Looking out over the harbor from which it was so often bombarded, this solid pile on the edge of the sea was built by the Portuguese over many years, commencing in 1593, and is the only genuine sight in Mombasa. Ironically, while the fortress was meant to symbolize Portuguese dominion over the Indian Ocean, it was built at a time when a Spaniard, Philip II, sat on the Portuguese throne, and it was designed by an Italian military architect named Cairati (working under his Portuguese nom de plume, João Batista Cairato).

His final commission, this was undoubtedly Cairati's finest achievement, incorporating High Renaissance ideas about the link between architecture and the symmetrical unity of the human form. Built directly onto a coral rock platform, the shape of the fort can be compared to a torso (the central portion) with four limbs (the bastions) and a seaward-facing head (the outworks). The design anticipated a shortage of manpower and was meant to disguise any evidence of this from potential attackers. The inherent simplicity of the classical form thus served to make the fort look a lot more imposing and indestructible than might have been the case.

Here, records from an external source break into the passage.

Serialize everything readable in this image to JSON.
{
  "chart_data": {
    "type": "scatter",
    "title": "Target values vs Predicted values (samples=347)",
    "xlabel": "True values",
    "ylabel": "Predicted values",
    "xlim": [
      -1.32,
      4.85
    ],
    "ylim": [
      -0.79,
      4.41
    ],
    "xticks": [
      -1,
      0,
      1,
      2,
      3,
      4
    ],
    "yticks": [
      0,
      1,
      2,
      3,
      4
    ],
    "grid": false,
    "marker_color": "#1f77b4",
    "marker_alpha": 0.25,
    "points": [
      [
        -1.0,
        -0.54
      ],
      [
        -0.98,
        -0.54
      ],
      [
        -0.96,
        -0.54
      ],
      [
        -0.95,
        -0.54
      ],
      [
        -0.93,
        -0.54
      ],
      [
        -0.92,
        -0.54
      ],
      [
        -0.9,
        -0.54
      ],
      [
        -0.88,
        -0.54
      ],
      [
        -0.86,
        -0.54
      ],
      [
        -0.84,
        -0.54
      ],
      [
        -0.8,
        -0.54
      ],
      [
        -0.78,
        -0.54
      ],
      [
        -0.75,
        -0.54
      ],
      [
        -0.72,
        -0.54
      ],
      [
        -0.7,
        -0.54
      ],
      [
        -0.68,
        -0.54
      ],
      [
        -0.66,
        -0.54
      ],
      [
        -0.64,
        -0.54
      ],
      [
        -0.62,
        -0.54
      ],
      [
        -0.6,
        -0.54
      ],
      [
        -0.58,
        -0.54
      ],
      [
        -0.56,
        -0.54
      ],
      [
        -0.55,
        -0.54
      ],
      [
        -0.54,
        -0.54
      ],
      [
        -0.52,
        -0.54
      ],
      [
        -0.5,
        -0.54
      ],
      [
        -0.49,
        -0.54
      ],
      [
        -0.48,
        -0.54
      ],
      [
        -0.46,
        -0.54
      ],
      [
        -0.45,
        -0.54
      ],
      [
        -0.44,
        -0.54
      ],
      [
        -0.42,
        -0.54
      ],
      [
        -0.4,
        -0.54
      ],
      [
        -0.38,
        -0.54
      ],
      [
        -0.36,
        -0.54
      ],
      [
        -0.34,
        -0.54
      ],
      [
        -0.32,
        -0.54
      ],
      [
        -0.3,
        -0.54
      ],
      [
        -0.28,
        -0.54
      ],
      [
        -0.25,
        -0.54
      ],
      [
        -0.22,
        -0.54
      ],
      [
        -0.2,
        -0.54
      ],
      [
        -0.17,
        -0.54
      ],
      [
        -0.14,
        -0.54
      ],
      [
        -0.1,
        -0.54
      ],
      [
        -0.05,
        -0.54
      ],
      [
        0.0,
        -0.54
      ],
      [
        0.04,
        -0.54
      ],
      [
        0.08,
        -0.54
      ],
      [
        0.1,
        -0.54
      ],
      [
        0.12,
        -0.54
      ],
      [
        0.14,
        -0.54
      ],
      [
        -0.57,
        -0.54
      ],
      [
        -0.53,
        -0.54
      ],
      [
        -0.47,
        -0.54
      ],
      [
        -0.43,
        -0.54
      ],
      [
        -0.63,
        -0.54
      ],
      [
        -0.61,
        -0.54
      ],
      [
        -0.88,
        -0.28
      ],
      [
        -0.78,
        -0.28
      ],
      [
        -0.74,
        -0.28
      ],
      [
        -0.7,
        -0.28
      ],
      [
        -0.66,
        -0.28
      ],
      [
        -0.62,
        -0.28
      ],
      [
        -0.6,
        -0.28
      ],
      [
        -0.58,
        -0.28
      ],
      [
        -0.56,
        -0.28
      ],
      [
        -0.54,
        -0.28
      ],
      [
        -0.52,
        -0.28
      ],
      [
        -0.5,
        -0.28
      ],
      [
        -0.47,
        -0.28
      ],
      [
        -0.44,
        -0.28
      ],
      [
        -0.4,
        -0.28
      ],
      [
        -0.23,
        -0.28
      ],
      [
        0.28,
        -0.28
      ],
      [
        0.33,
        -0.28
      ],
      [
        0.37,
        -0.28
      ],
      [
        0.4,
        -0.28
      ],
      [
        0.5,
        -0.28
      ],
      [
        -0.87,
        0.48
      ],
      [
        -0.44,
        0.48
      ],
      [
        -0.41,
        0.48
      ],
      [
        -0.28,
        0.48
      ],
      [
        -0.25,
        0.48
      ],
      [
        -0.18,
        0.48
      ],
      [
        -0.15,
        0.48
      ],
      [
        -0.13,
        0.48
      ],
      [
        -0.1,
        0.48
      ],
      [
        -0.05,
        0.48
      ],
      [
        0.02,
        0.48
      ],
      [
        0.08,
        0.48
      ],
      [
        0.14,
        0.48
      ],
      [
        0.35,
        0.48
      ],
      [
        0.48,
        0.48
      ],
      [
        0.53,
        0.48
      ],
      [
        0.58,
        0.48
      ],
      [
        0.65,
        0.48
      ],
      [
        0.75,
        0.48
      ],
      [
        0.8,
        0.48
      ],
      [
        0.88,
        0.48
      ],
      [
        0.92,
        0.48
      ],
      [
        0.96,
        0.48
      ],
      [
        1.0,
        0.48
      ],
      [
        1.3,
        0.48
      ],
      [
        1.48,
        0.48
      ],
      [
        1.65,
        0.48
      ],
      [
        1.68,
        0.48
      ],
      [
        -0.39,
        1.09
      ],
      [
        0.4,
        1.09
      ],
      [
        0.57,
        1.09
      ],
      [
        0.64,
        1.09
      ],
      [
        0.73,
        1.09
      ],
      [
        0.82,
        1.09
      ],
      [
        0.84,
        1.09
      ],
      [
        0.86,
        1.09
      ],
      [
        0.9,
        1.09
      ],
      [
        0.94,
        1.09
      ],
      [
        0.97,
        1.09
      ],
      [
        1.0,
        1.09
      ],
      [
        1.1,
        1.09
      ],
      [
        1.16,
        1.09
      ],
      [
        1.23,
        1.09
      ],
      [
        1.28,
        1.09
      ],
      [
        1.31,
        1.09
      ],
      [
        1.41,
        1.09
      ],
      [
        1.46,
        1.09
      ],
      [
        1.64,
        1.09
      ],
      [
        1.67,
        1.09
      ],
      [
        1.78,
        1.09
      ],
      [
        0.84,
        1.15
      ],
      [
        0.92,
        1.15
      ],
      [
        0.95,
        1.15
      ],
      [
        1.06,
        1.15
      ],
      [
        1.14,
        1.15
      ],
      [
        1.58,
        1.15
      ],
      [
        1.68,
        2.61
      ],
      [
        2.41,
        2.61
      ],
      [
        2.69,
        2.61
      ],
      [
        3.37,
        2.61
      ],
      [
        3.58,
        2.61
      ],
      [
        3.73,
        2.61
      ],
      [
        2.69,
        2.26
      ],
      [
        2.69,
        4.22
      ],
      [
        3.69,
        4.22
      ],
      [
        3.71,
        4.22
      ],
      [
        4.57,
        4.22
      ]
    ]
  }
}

Quite impenetrable by cannon fire, the fort left Portuguese control only after a 33-month siege by Omani forces; by the end of a brutal, long-winded struggle, an estimated 6,500 men, women, and children had lost their lives either in combat or to disease. At one stage, when reinforcements arrived, it was found that the fort had been under the defense of a young sheikh with a small band of Swahili soldiers and a mob of 50 women who had been trained to use muskets. When the British protectorate was proclaimed in July 1895, the fort was converted into a prison. It's been a national monument since 1958. Across the street is the Mazrui Graveyard, where the sheikhs who lived in the Fort and ruled the town autonomously from 1741 to 1837 are buried.